The tree height reduction optimization increases the instruction-level parallelism by changing the order of operations in a loop to keep the operation tree as low as possible.
For example, see the the following code.
for (int i = 0; i < N; ++i) x[i] = a0[i] + a1[i] + a2[i] + a3[i] + a4[i] + a5[i] + a6[i] + a7[i];
This is equivalent to the following code. Each addition depends on the result of the preceding addition.
for (int i = 0; i < N; ++i) x[i] = ((((((a0[i] + a1[i]) + a2[i]) + a3[i]) + a4[i]) + a5[i]) + a6[i]) + a7[i];
Tree height reduction transforms it to the following code. Additions in innermost parentheses can be executed in parallel.

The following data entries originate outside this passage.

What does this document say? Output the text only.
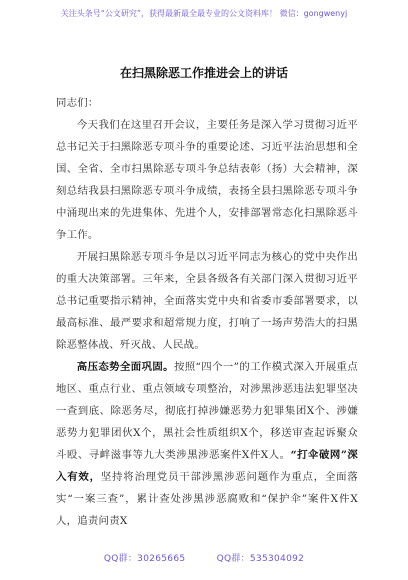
关注头条号“公文研究”，获得最新最全最专业的公文资料库！ 微信：gongwenyj
在扫黑除恶工作推进会上的讲话

同志们：

今天我们在这里召开会议，主要任务是深入学习贯彻习近平总书记关于扫黑除恶专项斗争的重要论述、习近平法治思想和全国、全省、全市扫黑除恶专项斗争总结表彰（扬）大会精神，深刻总结我县扫黑除恶专项斗争成绩，表扬全县扫黑除恶专项斗争中涌现出来的先进集体、先进个人，安排部署常态化扫黑除恶斗争工作。

开展扫黑除恶专项斗争是以习近平同志为核心的党中央作出的重大决策部署。三年来，全县各级各有关部门深入贯彻习近平总书记重要指示精神，全面落实党中央和省委市委部署要求，以最高标准、最严要求和超常规力度，打响了一场声势浩大的扫黑除恶整体战、歼灭战、人民战。

高压态势全面巩固。按照“四个一”的工作模式深入开展重点地区、重点行业、重点领域专项整治，对涉黑涉恶违法犯罪坚决一查到底、除恶务尽，彻底打掉涉嫌恶势力犯罪集团X个、涉嫌恶势力犯罪团伙X个，黑社会性质组织X个，移送审查起诉聚众斗殴、寻衅滋事等九大类涉黑涉恶案件X件X人。“打伞破网”深入有效，坚持将治理党员干部涉黑涉恶问题作为重点，全面落实“一案三查”，累计查处涉黑涉恶腐败和“保护伞”案件X件X人，追责问责X

QQ群：30265665	QQ群：535304092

for (int i = 0; i < N; ++i) x[i] = ((a0[i] + a1[i]) + (a2[i] + a3[i])) + ((a4[i] + a5[i]) + (a6[i] + a7[i]));
The implemented algorithm is based on the following paper:
- Katherine Coons, Warren Hunt, Bertrand A. Maher, Doug Burger, Kathryn S. McKinley. Optimal Huffman Tree-Height Reduction for Instruction-Level Parallelism.
Applicable conditions
This patch incorporates tree height reduction pass into the default optimization pipeline but it is disabled by default. You need the -enable-int-thr option for integer operations (add, mul, and, or, and xor) and the -enable-fp-thr option for floating-point operations (fadd and fmul) to enable it. Furthermore, for floating-point operations, you also need reassoc and nsz flags to fadd/fmul.

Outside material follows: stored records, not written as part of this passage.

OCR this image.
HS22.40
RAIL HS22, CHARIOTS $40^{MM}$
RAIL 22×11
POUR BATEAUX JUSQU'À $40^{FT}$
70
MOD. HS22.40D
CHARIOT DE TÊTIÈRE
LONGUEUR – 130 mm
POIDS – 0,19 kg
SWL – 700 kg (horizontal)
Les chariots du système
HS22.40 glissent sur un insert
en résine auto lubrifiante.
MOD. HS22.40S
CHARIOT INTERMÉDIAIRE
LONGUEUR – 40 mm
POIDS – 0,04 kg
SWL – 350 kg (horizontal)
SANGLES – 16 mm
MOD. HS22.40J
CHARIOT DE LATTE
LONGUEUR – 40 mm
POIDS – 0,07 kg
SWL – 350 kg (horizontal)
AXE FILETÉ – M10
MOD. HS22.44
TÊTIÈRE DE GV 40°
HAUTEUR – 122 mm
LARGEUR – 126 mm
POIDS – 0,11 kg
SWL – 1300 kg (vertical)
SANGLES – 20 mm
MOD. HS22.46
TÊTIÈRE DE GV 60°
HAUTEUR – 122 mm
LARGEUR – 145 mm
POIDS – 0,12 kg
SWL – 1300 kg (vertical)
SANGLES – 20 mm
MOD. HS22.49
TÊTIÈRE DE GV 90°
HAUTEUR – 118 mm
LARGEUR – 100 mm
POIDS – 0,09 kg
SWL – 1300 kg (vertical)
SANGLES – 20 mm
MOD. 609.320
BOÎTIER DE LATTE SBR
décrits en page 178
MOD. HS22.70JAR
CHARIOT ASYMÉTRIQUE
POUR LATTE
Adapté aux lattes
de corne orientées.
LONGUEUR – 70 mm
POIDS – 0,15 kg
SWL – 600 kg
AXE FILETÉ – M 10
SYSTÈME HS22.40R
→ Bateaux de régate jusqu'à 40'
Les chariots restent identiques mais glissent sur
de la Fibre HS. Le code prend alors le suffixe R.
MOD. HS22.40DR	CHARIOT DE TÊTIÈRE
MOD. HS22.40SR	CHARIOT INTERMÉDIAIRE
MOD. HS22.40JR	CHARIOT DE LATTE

You can use it via Clang by:
clang -O1 -fassociative-math -fno-signed-zeros -mllvm -enable-int-thr -mllvm -enable-fp-thr
Or, simply:
clang -Ofast -mllvm -enable-int-thr -mllvm -enable-fp-thr
It is only applied to operations in innermost loops.
Performance
I run C/C++ benchmarks in SPECspeed 2017 on Fujitsu A64FX processor, which has two pipelines for integer operations and SIMD/FP operations each. 600.perlbench_s and 619.lbm_s had 3% improvement. Other benchmarks (602, 605, 620, 623, 625, 631, 641, 644, 657) were within 1% up/down. In these runs, to emphasize the performance improvement, the number of OpenMP threads is limited to one.
Relation to D67383
This patch is an updated version of D67383. The author @masakazu.ueno was my colleague. I took over his patch.
The following comments in D67383 are addressed in this patch.

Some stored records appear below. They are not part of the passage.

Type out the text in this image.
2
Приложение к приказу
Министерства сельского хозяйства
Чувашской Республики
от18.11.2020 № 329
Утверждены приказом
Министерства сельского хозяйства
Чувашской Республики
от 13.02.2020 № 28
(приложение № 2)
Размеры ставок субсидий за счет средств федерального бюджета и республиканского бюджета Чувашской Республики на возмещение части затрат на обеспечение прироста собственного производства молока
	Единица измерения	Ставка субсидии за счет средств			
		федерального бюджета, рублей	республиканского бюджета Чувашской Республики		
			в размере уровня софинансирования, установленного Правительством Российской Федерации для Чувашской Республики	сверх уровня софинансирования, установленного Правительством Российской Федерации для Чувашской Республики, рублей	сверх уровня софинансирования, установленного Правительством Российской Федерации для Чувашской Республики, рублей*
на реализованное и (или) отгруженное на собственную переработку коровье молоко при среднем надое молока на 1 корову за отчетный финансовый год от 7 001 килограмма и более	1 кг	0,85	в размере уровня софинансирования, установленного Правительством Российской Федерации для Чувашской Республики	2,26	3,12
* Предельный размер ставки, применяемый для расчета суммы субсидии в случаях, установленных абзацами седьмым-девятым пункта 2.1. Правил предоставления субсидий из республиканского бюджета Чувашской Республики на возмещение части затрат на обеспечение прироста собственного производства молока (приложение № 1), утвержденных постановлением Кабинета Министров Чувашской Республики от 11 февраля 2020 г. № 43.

- Support bitwise instructions
- Use llvm::stable_sort
- Correct tests
- Add TTI comment
- Correct misleading comment
Also, this patch has following updates.
- Adapt to the latest main branch (new pass manager, opaque pointer, Apache license, ...)
- Remove the requirement of full fast-math flags
- Fix bugs
- Simplify the code
- etc.
Future work
Currently the cost estimation is not implemented. Of course, as @hfinkel said, this optimization has no positive effect if the target processor cannot utilize ILP. I want to add some cost estimation or something and enable this optimization automatically when profitable.
And, I want to add a Clang option to enable/disable it.
These will be addressed in another patch.
Discussion
I want comments about the following points.
- This optimization is only applied to instructions in innermost loops because D67383 was implemented so. Should we expand it to instructions in all basic blocks?
- Where is the best position of this pass in the default optimization pipeline? I put it after the loop unrolling pass. Because, if a loop has a reduction, the reduction can also be optimized by this pass.
- As explained in the future work above, I want to add decision to apply the optimization or not. What information this decision should be based on? Issue width in a machine model?
for the root of tree, we may not need to check whether it is isBranchCandidate or not.